Le tramway arrivait à son terminus. Nous descendions en donnant l’impression aux autres voyageurs que nous étions familiers du lieu. Pourtant, juchée sur ses hauts talons, avec ses vêtements luxueux, Jeanne jurait au milieu de ce petit monde gris, mal fagoté, dont la tristesse suintait par tous les pores de la peau de cette cohorte de mal nourri. Il me fallait vite trouver un téléphone pour joindre Sacha à son bureau. Tout mon plan reposait sur ses épaules. La cité, avec ses barres parallèles, ressemblait à un alignement de sinistres clapiers bordé d’arbres rachitiques poussant sur des plaques d’herbe rare. Plus rare encore, les cabines téléphoniques, je commençais à m’inquiéter. Jeanne accrochée à mon bras me suivait sans piper mot. Sur une portion de terre battue des gamins frappaient dans un ballon de cuir dégonflé. « Vous parlez bien l’allemand je suppose ? » Jeanne me répondait que oui. « Et vous avez des dollars... » Son bien sûr m’indiquait qu’elle devait en posséder un beau paquet. Je l’entrainais vers l’aire de jeu. Le plus petit des gamins, un rouquin, qui faisait office de gardien de but entre deux poubelles, nous regardait nous approcher avec un regard où se mêlait crainte et intérêt. Je briffais Jeanne « Vous allez lui proposer de l’argent pour qu’il s’achète un nouveau ballon en échange d’un petit service... Nous conduire chez un médecin. » Jeanne marmonnait étonnée « Qu’allons-nous aller faire chez un médecin ? » Je raillais « Voir si vous êtes enceinte des œuvres de votre beau Wladimir ! » Avant qu’elle ne se fâche vraiment j’ajoutais « nous allons téléphoner à mon ami Sacha. »

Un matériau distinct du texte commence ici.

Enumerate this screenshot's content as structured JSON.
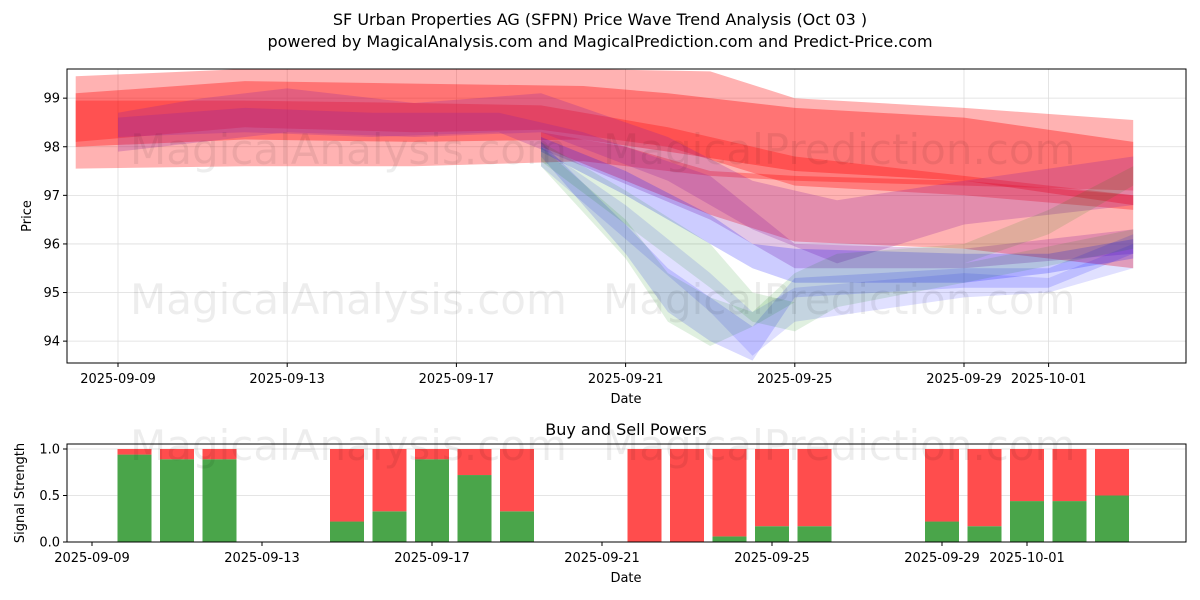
{
  "header": {
    "title": "SF Urban Properties AG (SFPN) Price Wave Trend Analysis (Oct 03 )",
    "subtitle": "powered by MagicalAnalysis.com and MagicalPrediction.com and Predict-Price.com"
  },
  "watermarks": [
    "MagicalAnalysis.com",
    "MagicalPrediction.com"
  ],
  "colors": {
    "red_band": "#ff0000",
    "blue_band": "#0000ff",
    "green_band": "#008000",
    "buy": "#4aa54a",
    "sell": "#ff4d4d",
    "grid": "#dddddd"
  },
  "chart_data": [
    {
      "type": "area",
      "title": "",
      "xlabel": "Date",
      "ylabel": "Price",
      "ylim": [
        93.55,
        99.6
      ],
      "xlim": [
        "2025-09-07.8",
        "2025-10-04.2"
      ],
      "yticks": [
        94,
        95,
        96,
        97,
        98,
        99
      ],
      "xticks": [
        "2025-09-09",
        "2025-09-13",
        "2025-09-17",
        "2025-09-21",
        "2025-09-25",
        "2025-09-29",
        "2025-10-01"
      ],
      "grid": true,
      "series": [
        {
          "name": "red-wide-upper",
          "color": "red",
          "opacity": 0.3,
          "x": [
            "2025-09-08",
            "2025-09-12",
            "2025-09-16",
            "2025-09-20",
            "2025-09-23",
            "2025-09-25",
            "2025-09-29",
            "2025-10-03"
          ],
          "upper": [
            99.45,
            99.6,
            99.6,
            99.6,
            99.55,
            99.0,
            98.8,
            98.55
          ],
          "lower": [
            97.55,
            97.6,
            97.6,
            97.7,
            97.4,
            97.3,
            97.2,
            97.1
          ]
        },
        {
          "name": "red-main",
          "color": "red",
          "opacity": 0.35,
          "x": [
            "2025-09-08",
            "2025-09-12",
            "2025-09-16",
            "2025-09-20",
            "2025-09-22",
            "2025-09-25",
            "2025-09-29",
            "2025-10-03"
          ],
          "upper": [
            99.1,
            99.35,
            99.3,
            99.25,
            99.1,
            98.8,
            98.6,
            98.1
          ],
          "lower": [
            98.0,
            98.15,
            98.1,
            98.15,
            97.9,
            97.5,
            97.3,
            96.8
          ]
        },
        {
          "name": "red-mid",
          "color": "red",
          "opacity": 0.3,
          "x": [
            "2025-09-08",
            "2025-09-12",
            "2025-09-16",
            "2025-09-19",
            "2025-09-22",
            "2025-09-25",
            "2025-09-29",
            "2025-10-03"
          ],
          "upper": [
            98.95,
            98.95,
            98.9,
            98.85,
            98.4,
            97.8,
            97.4,
            97.0
          ],
          "lower": [
            98.1,
            98.4,
            98.3,
            98.35,
            98.0,
            97.2,
            97.0,
            96.7
          ]
        },
        {
          "name": "red-lower",
          "color": "red",
          "opacity": 0.3,
          "x": [
            "2025-09-19",
            "2025-09-21",
            "2025-09-23",
            "2025-09-25",
            "2025-09-29",
            "2025-10-03"
          ],
          "upper": [
            98.3,
            98.0,
            97.5,
            97.4,
            97.3,
            97.0
          ],
          "lower": [
            98.0,
            97.3,
            96.6,
            96.05,
            95.9,
            95.5
          ]
        },
        {
          "name": "purple-1",
          "color": "purple",
          "opacity": 0.25,
          "x": [
            "2025-09-09",
            "2025-09-11",
            "2025-09-13",
            "2025-09-16",
            "2025-09-19",
            "2025-09-22",
            "2025-09-24",
            "2025-09-26",
            "2025-09-29",
            "2025-10-03"
          ],
          "upper": [
            98.7,
            99.0,
            99.2,
            98.9,
            99.1,
            98.2,
            97.3,
            96.9,
            97.3,
            97.8
          ],
          "lower": [
            97.9,
            98.1,
            98.3,
            98.2,
            98.3,
            97.3,
            96.3,
            95.6,
            96.4,
            96.8
          ]
        },
        {
          "name": "purple-2",
          "color": "purple",
          "opacity": 0.25,
          "x": [
            "2025-09-09",
            "2025-09-12",
            "2025-09-15",
            "2025-09-18",
            "2025-09-20",
            "2025-09-23",
            "2025-09-25",
            "2025-09-29",
            "2025-10-03"
          ],
          "upper": [
            98.6,
            98.8,
            98.7,
            98.7,
            98.3,
            97.4,
            96.0,
            95.9,
            96.3
          ],
          "lower": [
            98.2,
            98.3,
            98.2,
            98.3,
            97.6,
            96.5,
            95.5,
            95.5,
            95.8
          ]
        },
        {
          "name": "blue-1",
          "color": "blue",
          "opacity": 0.2,
          "x": [
            "2025-09-19",
            "2025-09-21",
            "2025-09-23",
            "2025-09-24",
            "2025-09-25",
            "2025-09-29",
            "2025-10-01",
            "2025-10-03"
          ],
          "upper": [
            98.2,
            97.5,
            96.6,
            96.0,
            95.9,
            95.8,
            95.8,
            96.1
          ],
          "lower": [
            97.9,
            97.0,
            96.0,
            95.5,
            95.2,
            95.2,
            95.4,
            95.7
          ]
        },
        {
          "name": "blue-2",
          "color": "blue",
          "opacity": 0.15,
          "x": [
            "2025-09-19",
            "2025-09-21",
            "2025-09-22",
            "2025-09-23",
            "2025-09-24",
            "2025-09-25",
            "2025-09-29",
            "2025-10-01",
            "2025-10-03"
          ],
          "upper": [
            98.1,
            96.4,
            95.5,
            94.9,
            94.3,
            95.3,
            95.5,
            95.5,
            96.2
          ],
          "lower": [
            97.8,
            95.8,
            94.6,
            94.0,
            93.6,
            94.9,
            95.1,
            95.1,
            95.8
          ]
        },
        {
          "name": "blue-3",
          "color": "blue",
          "opacity": 0.12,
          "x": [
            "2025-09-19",
            "2025-09-21",
            "2025-09-23",
            "2025-09-24",
            "2025-09-25",
            "2025-09-29",
            "2025-10-01",
            "2025-10-03"
          ],
          "upper": [
            98.0,
            96.8,
            95.4,
            94.6,
            95.1,
            95.4,
            95.3,
            96.0
          ],
          "lower": [
            97.6,
            96.1,
            94.6,
            93.7,
            94.4,
            94.9,
            95.0,
            95.5
          ]
        },
        {
          "name": "green-1",
          "color": "green",
          "opacity": 0.12,
          "x": [
            "2025-09-19",
            "2025-09-21",
            "2025-09-22",
            "2025-09-23",
            "2025-09-24",
            "2025-09-25",
            "2025-09-26",
            "2025-09-29",
            "2025-10-01",
            "2025-10-03"
          ],
          "upper": [
            98.0,
            96.5,
            95.4,
            94.9,
            94.6,
            95.4,
            95.8,
            96.0,
            96.7,
            97.6
          ],
          "lower": [
            97.6,
            95.7,
            94.4,
            93.9,
            94.3,
            94.8,
            95.3,
            95.6,
            96.2,
            97.2
          ]
        },
        {
          "name": "green-2",
          "color": "green",
          "opacity": 0.12,
          "x": [
            "2025-09-19",
            "2025-09-21",
            "2025-09-23",
            "2025-09-24",
            "2025-09-25",
            "2025-09-26",
            "2025-09-29",
            "2025-10-03"
          ],
          "upper": [
            98.1,
            97.1,
            96.0,
            95.0,
            94.8,
            95.3,
            95.6,
            96.3
          ],
          "lower": [
            97.7,
            96.4,
            95.1,
            94.4,
            94.2,
            94.7,
            95.2,
            95.9
          ]
        }
      ]
    },
    {
      "type": "bar",
      "title": "Buy and Sell Powers",
      "xlabel": "Date",
      "ylabel": "Signal Strength",
      "ylim": [
        0,
        1.05
      ],
      "yticks": [
        "0.0",
        "0.5",
        "1.0"
      ],
      "xticks": [
        "2025-09-09",
        "2025-09-13",
        "2025-09-17",
        "2025-09-21",
        "2025-09-25",
        "2025-09-29",
        "2025-10-01"
      ],
      "grid": true,
      "stacked": true,
      "categories": [
        "2025-09-10",
        "2025-09-11",
        "2025-09-12",
        "2025-09-15",
        "2025-09-16",
        "2025-09-17",
        "2025-09-18",
        "2025-09-19",
        "2025-09-22",
        "2025-09-23",
        "2025-09-24",
        "2025-09-25",
        "2025-09-26",
        "2025-09-29",
        "2025-09-30",
        "2025-10-01",
        "2025-10-02",
        "2025-10-03"
      ],
      "series": [
        {
          "name": "Buy",
          "color": "green",
          "values": [
            0.94,
            0.89,
            0.89,
            0.22,
            0.33,
            0.89,
            0.72,
            0.33,
            0.0,
            0.0,
            0.06,
            0.17,
            0.17,
            0.22,
            0.17,
            0.44,
            0.44,
            0.5
          ]
        },
        {
          "name": "Sell",
          "color": "red",
          "values": [
            0.06,
            0.11,
            0.11,
            0.78,
            0.67,
            0.11,
            0.28,
            0.67,
            1.0,
            1.0,
            0.94,
            0.83,
            0.83,
            0.78,
            0.83,
            0.56,
            0.56,
            0.5
          ]
        }
      ]
    }
  ]
}
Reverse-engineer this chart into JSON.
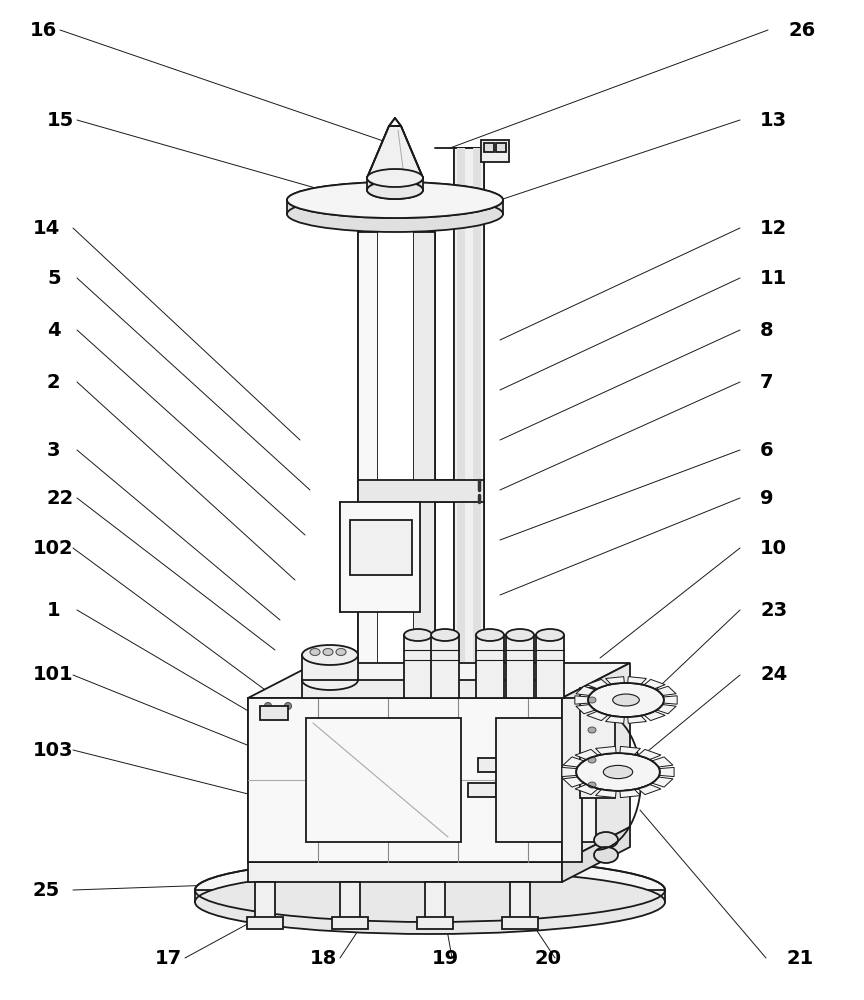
{
  "bg_color": "#ffffff",
  "lc": "#1a1a1a",
  "lw_main": 1.3,
  "lw_thin": 0.8,
  "lw_label": 0.7,
  "label_fs": 14,
  "label_color": "#000000",
  "fig_w": 8.64,
  "fig_h": 10.0,
  "labels_left": [
    [
      "16",
      30,
      30
    ],
    [
      "15",
      47,
      120
    ],
    [
      "14",
      33,
      228
    ],
    [
      "5",
      47,
      278
    ],
    [
      "4",
      47,
      330
    ],
    [
      "2",
      47,
      382
    ],
    [
      "3",
      47,
      450
    ],
    [
      "22",
      47,
      498
    ],
    [
      "102",
      33,
      548
    ],
    [
      "1",
      47,
      610
    ],
    [
      "101",
      33,
      675
    ],
    [
      "103",
      33,
      750
    ],
    [
      "25",
      33,
      890
    ]
  ],
  "labels_right": [
    [
      "26",
      788,
      30
    ],
    [
      "13",
      760,
      120
    ],
    [
      "12",
      760,
      228
    ],
    [
      "11",
      760,
      278
    ],
    [
      "8",
      760,
      330
    ],
    [
      "7",
      760,
      382
    ],
    [
      "6",
      760,
      450
    ],
    [
      "9",
      760,
      498
    ],
    [
      "10",
      760,
      548
    ],
    [
      "23",
      760,
      610
    ],
    [
      "24",
      760,
      675
    ]
  ],
  "labels_bottom": [
    [
      "17",
      155,
      958
    ],
    [
      "18",
      310,
      958
    ],
    [
      "19",
      432,
      958
    ],
    [
      "20",
      535,
      958
    ],
    [
      "21",
      786,
      958
    ]
  ]
}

Dans l’intervalle qui nous restait encore à franchir pour rejoindre le gamin aux taches de son Jeanne trouvait le temps de s’inquiéter. « Mais ils vont nous dénoncer » Je la rassurais « Pourquoi diable nous dénonceraient-ils ? Les gamins vont s’acheter un beau ballon et notre toubib empocher de quoi améliorer sérieusement l’ordinaire. Vous savez, ici, le patriotisme claironné par la propagande de leur bel Etat démocratique ne résiste pas aux beaux billets verts. Ils ont faim...» Les mains dans les poches le rouquin toisait Jeanne comme un petit coq. Les autres cessaient de jouer. Jeanne, dans un allemand rapide, exposait la transaction. Le petit mec tendait la main. Jeanne ouvrait son sac et sortait un billet de 20 dollars d’un beau portefeuille en cuir gold. Les yeux du rouquin s’écarquillaient. Je retenais la main de Jeanne. « Il nous conduit d’abord. Le paiement en port du » Jeanne traduisait. Le gamin lui empoignait la main et la tirait vivement. Elle se tordait les pieds mais le gamin accélérait. Après avoir contourné un long bâtiment de briques nous débouchâmes sur une petite place entourée de pavillons assez coquets. « Dites-lui que nous doublons la mise s’il nous attend. » Jeanne transmettait. Le gamin souriait dévoilant une denture chaotique. Nous étions devant un portillon donnant sur un jardinet. Le gamin sonnait. Une vieille femme en blouse noire entrouvrait la porte. Le gamin s’expliquait. Au fur et à mesure de ses explications les yeux de la bonne femme s’écarquillaient. Avant même qu’il en eut fini elle ouvrait brusquement la porte et nous faisait signe d’entrer. Le rouquin restait dehors. Le hall empestait le désinfectant. Jeanne profitait d’un miroir pour remettre de l’ordre dans sa coiffure. La vieille nous introduisait dans un salon dont les fauteuils étaient recouverts de housses. En dépit de son invitation à nous asseoir nous restions debout. « Dis-lui qu’elle nous mène de suite chez le toubib ! » Jeanne n’eut pas le temps de traduire, la bonne femme répliquait « J’ai compris, suivez-moi... »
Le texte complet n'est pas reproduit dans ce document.